Sotomayor's views in the case have been criticized by some conservatives, saying it shows she supports racial preferences for Hispanic and other minorities.

The high court dissent, however, criticized the ruling for reinterpreting what Congress intended.

"Congress endeavored to promote equal opportunity in fact, and not simply in form," wrote Justice Ruth Bader Ginsburg. "The damage today's decision does to that objective is untold."

Supporters also contend the PRLDEF documents add nothing to the nomination debate.

"Documents that Judge Sotomayor did not write, or approve -- many of them more than two decades old -- are irrelevant to her nomination," according to a White House statement. "The Senate should judge her on her own record -- especially her judicial record -- not on briefs that other lawyers wrote 20 years ago."

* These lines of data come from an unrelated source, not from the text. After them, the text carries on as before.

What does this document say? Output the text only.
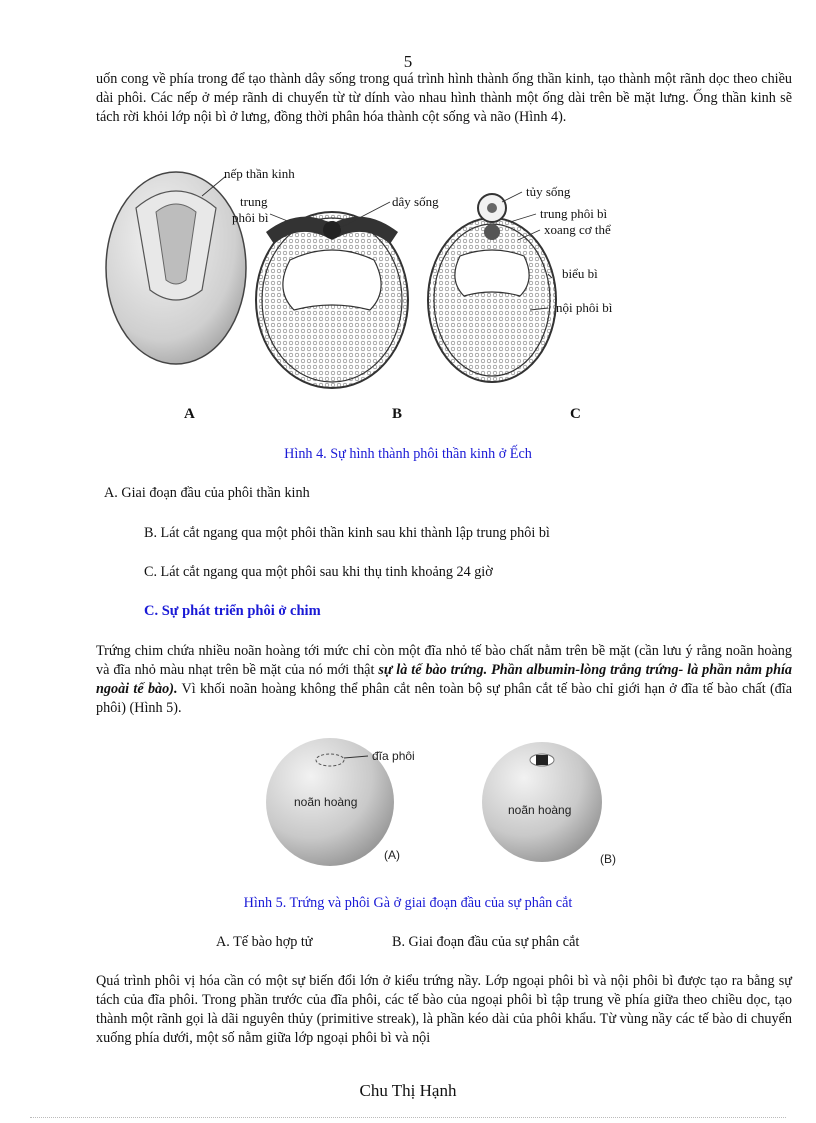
5
uốn cong về phía trong để tạo thành dây sống trong quá trình hình thành ống thần kinh, tạo thành một rãnh dọc theo chiều dài phôi. Các nếp ở mép rãnh di chuyển từ từ dính vào nhau hình thành một ống dài trên bề mặt lưng. Ống thần kinh sẽ tách rời khỏi lớp nội bì ở lưng, đồng thời phân hóa thành cột sống và não (Hình 4).
nếp thần kinh
trung
phôi bì
dây sống
tủy sống
trung phôi bì
xoang cơ thể
biểu bì
nội phôi bì
A	B	C
Hình 4. Sự hình thành phôi thần kinh ở Ếch
A. Giai đoạn đầu của phôi thần kinh
B. Lát cắt ngang qua một phôi thần kinh sau khi thành lập trung phôi bì
C. Lát cắt ngang qua một phôi sau khi thụ tinh khoảng 24 giờ
C. Sự phát triển phôi ở chim
Trứng chim chứa nhiều noãn hoàng tới mức chỉ còn một đĩa nhỏ tế bào chất nằm trên bề mặt (cần lưu ý rằng noãn hoàng và đĩa nhỏ màu nhạt trên bề mặt của nó mới thật sự là tế bào trứng. Phần albumin-lòng trắng trứng- là phần nằm phía ngoài tế bào). Vì khối noãn hoàng không thể phân cắt nên toàn bộ sự phân cắt tế bào chỉ giới hạn ở đĩa tế bào chất (đĩa phôi) (Hình 5).
đĩa phôi
noãn hoàng
noãn hoàng
(A)	(B)
Hình 5. Trứng và phôi Gà ở giai đoạn đầu của sự phân cắt
A. Tế bào hợp tử	B. Giai đoạn đầu của sự phân cắt
Quá trình phôi vị hóa cần có một sự biến đổi lớn ở kiểu trứng nầy. Lớp ngoại phôi bì và nội phôi bì được tạo ra bằng sự tách của đĩa phôi. Trong phần trước của đĩa phôi, các tế bào của ngoại phôi bì tập trung về phía giữa theo chiều dọc, tạo thành một rãnh gọi là dãi nguyên thủy (primitive streak), là phần kéo dài của phôi khẩu. Từ vùng nầy các tế bào di chuyển xuống phía dưới, một số nằm giữa lớp ngoại phôi bì và nội
Chu Thị Hạnh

Opponents, however, claim Sotomayor's prior work for PRLDEF, and her off-the-bench comments reveal doubts about her fairness and impartiality as a judge.

In addition, some Republicans on the committee expressed concern the material was released only 12 days before the hearings begin.

"This has all the hallmarks of a deliberate delay and an attempt to frustrate a thorough review of this important information," said Stephen Boyd, a spokesman for Sen. Jeff Sessions of Alabama, ranking Republican on the committee. "If these dilatory tactics continue, it will be increasingly more difficult for the hearing to go forward on July 13."

Sotomayor supporters point out a similar "document dump" by the Bush White House in the days before Chief Justice John Roberts testified before the Senate in September 2005. And the Bush administration also refused to turn over material from Justice Samuel Alito's prior service in the Reagan and Bush Justice Departments in the 1980s, arguing his subsequent judicial record was sufficient to determine his qualifications to sit on the high court.